Wagner, una marca con carácter, Semanario 59

Diseño y arte en un sólo lugar

Diseño y arte en un sólo lugar

Los colombianos nos caracterizamos por ser personas creativas, la idea de prosperar en medio de tantos problemas que afronta el país impulsa a esta sociedad a ser emprendedora e independiente, a buscar la manera de salir a flote en medio de los obstáculos que pone la vida.

Un claro ejemplo de los los colombianos emprendedores es el de Ricardo Arango Wagner, quien desde joven se interesó por el mundo del comercio y lo convirtió en su fuente de ingresos.
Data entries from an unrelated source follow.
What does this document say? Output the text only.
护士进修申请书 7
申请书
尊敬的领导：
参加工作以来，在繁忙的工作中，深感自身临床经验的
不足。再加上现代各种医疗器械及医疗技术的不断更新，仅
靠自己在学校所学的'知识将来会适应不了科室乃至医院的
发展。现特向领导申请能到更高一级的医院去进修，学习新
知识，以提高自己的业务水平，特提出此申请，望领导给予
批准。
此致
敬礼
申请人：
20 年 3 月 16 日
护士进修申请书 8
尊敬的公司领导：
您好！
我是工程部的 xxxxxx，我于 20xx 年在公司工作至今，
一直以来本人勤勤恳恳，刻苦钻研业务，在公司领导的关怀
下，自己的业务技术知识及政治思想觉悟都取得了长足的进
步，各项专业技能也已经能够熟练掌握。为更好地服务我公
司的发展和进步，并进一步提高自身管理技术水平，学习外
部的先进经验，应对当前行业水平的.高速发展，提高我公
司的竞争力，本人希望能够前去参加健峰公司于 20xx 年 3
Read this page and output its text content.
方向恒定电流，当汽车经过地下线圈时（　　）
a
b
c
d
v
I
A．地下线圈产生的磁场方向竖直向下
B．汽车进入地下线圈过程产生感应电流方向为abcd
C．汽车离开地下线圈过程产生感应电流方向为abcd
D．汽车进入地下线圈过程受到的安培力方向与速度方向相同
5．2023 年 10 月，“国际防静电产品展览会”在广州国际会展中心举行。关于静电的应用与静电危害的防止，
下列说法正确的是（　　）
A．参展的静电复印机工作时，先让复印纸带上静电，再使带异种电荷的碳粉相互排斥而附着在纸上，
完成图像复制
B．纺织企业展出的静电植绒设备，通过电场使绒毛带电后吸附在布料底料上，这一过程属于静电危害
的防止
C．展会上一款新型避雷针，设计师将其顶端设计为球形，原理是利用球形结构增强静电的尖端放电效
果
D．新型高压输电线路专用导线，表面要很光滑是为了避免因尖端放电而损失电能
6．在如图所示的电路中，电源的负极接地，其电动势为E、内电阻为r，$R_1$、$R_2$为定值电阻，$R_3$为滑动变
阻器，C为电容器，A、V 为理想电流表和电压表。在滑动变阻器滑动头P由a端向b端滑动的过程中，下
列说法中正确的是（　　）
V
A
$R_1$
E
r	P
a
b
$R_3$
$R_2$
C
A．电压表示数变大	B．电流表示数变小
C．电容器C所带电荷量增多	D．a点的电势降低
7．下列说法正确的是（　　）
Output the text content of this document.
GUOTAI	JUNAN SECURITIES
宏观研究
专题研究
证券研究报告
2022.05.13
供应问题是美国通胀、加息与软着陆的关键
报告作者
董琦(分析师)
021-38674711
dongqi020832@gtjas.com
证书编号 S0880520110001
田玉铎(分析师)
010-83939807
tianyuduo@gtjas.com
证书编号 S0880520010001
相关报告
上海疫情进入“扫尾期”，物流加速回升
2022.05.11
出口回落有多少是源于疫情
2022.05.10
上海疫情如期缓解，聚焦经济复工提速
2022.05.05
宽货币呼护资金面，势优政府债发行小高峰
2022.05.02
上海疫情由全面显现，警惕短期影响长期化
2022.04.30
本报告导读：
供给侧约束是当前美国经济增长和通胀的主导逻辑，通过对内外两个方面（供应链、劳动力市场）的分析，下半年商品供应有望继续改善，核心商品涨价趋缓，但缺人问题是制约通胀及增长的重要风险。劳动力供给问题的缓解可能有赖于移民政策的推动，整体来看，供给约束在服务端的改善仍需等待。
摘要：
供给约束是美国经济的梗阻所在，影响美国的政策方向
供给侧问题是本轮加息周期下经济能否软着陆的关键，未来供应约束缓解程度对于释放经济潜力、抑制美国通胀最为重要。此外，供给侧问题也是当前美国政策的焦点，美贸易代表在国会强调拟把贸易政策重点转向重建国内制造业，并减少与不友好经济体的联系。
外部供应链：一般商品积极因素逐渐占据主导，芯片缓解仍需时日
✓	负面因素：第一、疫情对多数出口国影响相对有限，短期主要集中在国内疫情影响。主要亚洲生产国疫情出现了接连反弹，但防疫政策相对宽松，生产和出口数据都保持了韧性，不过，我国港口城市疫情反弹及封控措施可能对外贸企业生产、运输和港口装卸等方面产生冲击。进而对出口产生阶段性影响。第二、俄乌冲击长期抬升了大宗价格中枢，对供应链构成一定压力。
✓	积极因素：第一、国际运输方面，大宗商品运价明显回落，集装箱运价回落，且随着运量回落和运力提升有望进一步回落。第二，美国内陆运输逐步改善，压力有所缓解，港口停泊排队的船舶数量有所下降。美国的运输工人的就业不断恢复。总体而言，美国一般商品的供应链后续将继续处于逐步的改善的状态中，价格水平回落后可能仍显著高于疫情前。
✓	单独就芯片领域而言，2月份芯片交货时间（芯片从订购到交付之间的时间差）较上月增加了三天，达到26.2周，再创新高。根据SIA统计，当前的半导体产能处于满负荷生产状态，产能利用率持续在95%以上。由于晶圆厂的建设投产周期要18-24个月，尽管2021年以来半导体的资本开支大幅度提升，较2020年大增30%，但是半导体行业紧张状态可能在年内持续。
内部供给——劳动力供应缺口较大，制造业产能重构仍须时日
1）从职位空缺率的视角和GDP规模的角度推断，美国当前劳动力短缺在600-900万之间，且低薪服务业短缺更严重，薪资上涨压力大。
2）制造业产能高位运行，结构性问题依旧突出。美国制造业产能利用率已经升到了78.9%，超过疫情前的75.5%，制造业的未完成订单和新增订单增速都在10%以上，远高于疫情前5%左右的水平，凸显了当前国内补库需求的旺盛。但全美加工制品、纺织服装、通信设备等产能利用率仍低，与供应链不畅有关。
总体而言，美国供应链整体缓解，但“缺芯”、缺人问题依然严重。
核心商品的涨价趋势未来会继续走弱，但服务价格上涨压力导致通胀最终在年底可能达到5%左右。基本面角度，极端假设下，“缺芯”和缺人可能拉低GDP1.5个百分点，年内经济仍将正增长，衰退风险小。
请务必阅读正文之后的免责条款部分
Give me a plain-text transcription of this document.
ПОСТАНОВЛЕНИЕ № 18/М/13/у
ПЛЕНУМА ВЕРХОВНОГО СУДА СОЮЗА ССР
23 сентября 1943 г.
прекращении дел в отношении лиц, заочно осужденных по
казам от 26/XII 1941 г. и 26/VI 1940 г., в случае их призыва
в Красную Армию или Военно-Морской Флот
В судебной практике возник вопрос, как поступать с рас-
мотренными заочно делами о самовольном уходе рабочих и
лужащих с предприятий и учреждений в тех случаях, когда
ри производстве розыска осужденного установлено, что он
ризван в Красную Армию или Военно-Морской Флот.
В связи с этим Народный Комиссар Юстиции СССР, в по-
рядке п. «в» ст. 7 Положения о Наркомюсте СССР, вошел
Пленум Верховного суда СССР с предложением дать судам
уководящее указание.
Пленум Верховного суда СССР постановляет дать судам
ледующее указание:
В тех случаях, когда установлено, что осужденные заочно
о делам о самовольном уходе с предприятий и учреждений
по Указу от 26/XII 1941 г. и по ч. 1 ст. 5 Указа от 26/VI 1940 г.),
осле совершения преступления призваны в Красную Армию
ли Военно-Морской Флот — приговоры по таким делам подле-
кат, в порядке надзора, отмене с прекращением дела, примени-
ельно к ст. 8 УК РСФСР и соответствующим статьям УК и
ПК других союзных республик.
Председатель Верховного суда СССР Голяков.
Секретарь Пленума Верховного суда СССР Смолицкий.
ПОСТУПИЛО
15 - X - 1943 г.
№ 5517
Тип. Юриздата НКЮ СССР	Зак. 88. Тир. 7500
Cuando entró a estudiar a la Academia de Dibujo Profesional, sabía que su objetivo iba más allá de trabajar y depender de una empresa.

Quería traer al mercado un producto innovador, que llevara su marca, con el cual él se identificara. Su proyecto de ser independiente se hacía cada vez más fuerte, sus ideas comenzaron a convertirse en acciones que llevarían a la creación de Wagner, la microempresa con la que aspira a llegar muy lejos.

El sueño de ser emprendedor fue un total reto para Arango: intentaba crear una microempresa y a la vez ofrecer un producto diferente a los demás. Ricardo comenzó a investigar acerca de las necesidades que tenía la gente, fue cuando descubrió que los accesorios eran la mejor alternativa para lo que él buscaba.

Su espíritu  innovador lo condujo a  trabajar estampados en un material como el cuero. Los bolsos, las billeteras, las correas y parte del calzado de su propuesta lo llevaron a conocer más de cerca los gustos y las necesidades de los clientes, quienes también proponen la imagen de lo que desean ver en el producto.

Para Ricardo no ha sido fácil incursionar en el mundo del comercio: en ocasiones ha tenido que ver cómo sus productos no han sido valorados por los grandes empresarios. Sin embargo, este joven caleño reconoce que esta clase de obstáculos hacen parte de  un camino que apenas comienza.

Ricardo Arango Wagner  no sólo espera generar empleo a través de su microempresa; sino demostrar a las personas que si se quiere salir adelante es necesario que la gente comience a buscar su propia independencia, a no dejarse sujetar por las órdenes de los dueños de las grandes organizaciones del país. Avanzar hacia un futuro exitoso y construir país también implica que los colombianos puedan darle vuelo a sus propias ideas.

De hecho, para Arango la exclusividad y el ser único marca la diferencia entre las personas, pues todo gira en torno a lo que ya está creado: ¡qué mejor manera de aportarle a la sociedad que innovando!

Para terminar podría decirse que  Ricardo, un emprendedor que combina los negocios con el arte y la calidad, se visualiza como un empresario capaz de reinvertir en la sociedad lo que su talento le proporcionó: cree firmemente en la posibilidad de generar muchos empleos; aportar conocimientos sobre la realización de sus productos; innovar en el mercado al que se dedica y por encima de toda otra idea demostrar que ser emprendedor es parte del espíritu que se desarrolla cuando se es colombiano. El espíritu está en todos, simplemente es cuestión de darle vuelo propio.